Brenchley’s face lightened when he saw Alicia. ‘Thank goodness!’ he exclaimed in a low whisper. ‘Can you calm her down while I deal with this old fool?’ he pleaded. ‘I think she’s beyond listening to me.’

‘I’ll do what I can,’ she promised.

He turned to the other man. ‘General Stokes? May I beg a moment of your time? There are some matters you and I must discuss.’

They walked away, but the General’s voice carried across the garden. ‘I assure you, young man, my suit was sanctioned by her mother! But if I have offended, I am prepared to offer satisfaction …’

Hester flung herself at Alicia and grasped her painfully by the wrists. ‘Oh no!’ she cried disjointedly. ‘What does he mean by it? “Satisfaction”, he said …!’

‘A duel, I imagine, if your honour has been impugned,’ replied Alicia drily.

‘Oh no!’ shrieked Hester. ‘No! He must not! He might be hurt!’

‘The General?’

Hester looked scathingly at her. ‘Augustus, of course!’

‘Don’t fret. I imagine Mr Brenchley will have more sense than to engage with a man old enough to be his grandfather!’

‘Don’t you care that Augustus may risk his life to protect my honour?’ demanded Hester tragically.

‘I shouldn’t think that old fool would pose a risk to anyone’s honour!’ riposted Alicia, struggling to suppress her laughter.

‘I never thought you could be so callous,’ sniffed Hester, dabbing daintily at her eyes and nose with the handkerchief Clive Revel had pressed into Alicia’s hand before retiring to a discreet distance.

‘I find it hard to see anything to worry about in the entire situation!’ chuckled Alicia. ‘Laugh at, yes, but no more than that.’

‘If you truly loved Augustus, you would do something about it!’ cried Hester. ‘You would throw yourself on your knees at the General’s feet and beg him not to take his vengeance on Augustus! Let me pass! I must stop him!’

‘Hester, you’ve been watching too many bad melodramas!’ exclaimed Alicia in lively astonishment. ‘If I let you do such a thing, Augustus would never speak to either of us again. Indeed, I would think it quite surprising if he ever showed his face in public again after such embarrassment!
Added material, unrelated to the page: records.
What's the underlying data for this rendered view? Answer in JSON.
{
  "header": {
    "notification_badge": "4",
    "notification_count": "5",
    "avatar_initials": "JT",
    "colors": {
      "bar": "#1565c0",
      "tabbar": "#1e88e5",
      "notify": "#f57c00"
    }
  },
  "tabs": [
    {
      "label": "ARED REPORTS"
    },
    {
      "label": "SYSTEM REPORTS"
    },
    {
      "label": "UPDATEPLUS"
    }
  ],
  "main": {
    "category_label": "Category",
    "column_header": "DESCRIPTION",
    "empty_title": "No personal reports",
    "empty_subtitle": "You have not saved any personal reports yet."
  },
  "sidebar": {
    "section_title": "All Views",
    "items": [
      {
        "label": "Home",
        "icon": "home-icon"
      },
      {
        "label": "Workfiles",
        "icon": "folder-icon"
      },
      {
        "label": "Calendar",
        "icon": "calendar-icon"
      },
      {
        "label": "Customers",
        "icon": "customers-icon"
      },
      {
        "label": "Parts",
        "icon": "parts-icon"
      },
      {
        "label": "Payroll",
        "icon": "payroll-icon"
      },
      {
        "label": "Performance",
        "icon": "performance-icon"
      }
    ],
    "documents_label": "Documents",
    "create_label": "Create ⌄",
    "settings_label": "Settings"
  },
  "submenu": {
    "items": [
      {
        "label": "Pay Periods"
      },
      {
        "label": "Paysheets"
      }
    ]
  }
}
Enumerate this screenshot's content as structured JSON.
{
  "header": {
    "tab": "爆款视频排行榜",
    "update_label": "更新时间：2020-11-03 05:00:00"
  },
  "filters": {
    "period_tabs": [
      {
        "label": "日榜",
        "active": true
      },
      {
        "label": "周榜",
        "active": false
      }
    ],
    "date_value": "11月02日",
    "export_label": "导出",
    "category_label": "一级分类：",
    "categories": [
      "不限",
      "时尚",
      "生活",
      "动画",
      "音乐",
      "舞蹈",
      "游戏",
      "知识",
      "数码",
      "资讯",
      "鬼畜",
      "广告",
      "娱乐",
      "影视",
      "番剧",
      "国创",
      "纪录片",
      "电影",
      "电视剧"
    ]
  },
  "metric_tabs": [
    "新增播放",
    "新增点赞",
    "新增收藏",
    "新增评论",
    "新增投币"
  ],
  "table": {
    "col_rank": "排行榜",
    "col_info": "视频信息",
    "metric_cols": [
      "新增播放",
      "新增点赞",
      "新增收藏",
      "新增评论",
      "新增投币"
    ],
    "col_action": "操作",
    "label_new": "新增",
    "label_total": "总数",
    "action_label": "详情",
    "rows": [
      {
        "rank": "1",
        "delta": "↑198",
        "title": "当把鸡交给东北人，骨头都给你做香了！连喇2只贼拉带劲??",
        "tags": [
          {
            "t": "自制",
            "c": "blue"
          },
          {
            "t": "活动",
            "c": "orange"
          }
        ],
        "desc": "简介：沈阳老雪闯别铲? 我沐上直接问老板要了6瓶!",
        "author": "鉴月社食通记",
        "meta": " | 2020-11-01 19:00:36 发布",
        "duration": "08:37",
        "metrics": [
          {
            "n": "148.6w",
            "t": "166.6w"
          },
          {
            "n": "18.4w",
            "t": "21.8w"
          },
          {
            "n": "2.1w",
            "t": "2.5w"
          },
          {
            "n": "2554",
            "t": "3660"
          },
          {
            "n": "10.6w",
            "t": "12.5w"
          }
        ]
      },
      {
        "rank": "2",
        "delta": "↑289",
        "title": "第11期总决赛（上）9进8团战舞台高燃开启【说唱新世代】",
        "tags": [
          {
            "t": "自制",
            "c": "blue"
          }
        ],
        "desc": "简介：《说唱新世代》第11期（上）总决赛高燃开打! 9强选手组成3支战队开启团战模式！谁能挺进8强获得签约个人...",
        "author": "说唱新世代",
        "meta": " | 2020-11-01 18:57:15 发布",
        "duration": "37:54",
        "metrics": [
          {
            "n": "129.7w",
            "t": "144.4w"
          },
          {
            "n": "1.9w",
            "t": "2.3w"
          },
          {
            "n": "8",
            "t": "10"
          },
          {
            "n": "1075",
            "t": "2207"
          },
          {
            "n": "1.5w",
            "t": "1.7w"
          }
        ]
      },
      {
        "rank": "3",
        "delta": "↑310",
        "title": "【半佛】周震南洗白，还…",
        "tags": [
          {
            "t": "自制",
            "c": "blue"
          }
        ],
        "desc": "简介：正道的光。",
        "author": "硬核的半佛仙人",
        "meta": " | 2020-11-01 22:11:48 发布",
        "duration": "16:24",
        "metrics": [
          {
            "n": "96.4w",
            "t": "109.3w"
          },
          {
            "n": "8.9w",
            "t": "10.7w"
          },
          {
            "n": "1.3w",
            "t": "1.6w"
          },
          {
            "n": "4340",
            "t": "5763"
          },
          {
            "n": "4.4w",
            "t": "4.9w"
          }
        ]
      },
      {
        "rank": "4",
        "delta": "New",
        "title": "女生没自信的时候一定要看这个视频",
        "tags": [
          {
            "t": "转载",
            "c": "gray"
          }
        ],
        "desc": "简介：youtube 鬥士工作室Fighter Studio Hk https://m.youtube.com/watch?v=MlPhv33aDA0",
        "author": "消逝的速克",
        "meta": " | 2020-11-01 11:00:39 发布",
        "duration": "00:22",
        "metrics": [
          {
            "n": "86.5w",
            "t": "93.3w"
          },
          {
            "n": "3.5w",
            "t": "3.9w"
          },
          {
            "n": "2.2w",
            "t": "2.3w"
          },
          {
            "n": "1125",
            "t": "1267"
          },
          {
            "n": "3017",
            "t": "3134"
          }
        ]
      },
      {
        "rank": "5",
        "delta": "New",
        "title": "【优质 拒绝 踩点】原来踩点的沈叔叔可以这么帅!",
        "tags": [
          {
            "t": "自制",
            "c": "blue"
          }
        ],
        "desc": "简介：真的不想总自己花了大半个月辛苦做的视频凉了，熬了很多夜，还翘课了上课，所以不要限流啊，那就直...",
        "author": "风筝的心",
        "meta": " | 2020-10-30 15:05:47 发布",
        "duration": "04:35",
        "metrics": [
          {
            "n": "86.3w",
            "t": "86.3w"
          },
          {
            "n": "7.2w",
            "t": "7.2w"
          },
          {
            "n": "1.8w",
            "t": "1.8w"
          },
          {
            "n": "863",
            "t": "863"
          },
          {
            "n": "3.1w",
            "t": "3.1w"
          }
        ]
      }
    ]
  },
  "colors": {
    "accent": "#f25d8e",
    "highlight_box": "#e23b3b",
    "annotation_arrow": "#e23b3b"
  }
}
And that
would
grieve me, because I do care for him, you see, as a good friend. He is a sensible man, quite capable of getting himself — and you — out of far worse situations than this. I
don’t
, however, care for him in the way you suggest. If you want to listen to the Sacramento gossips, the more fool you!’ she said brutally. ‘Between them and your mother, they’re making an excellent job of running — and ruining — your life.’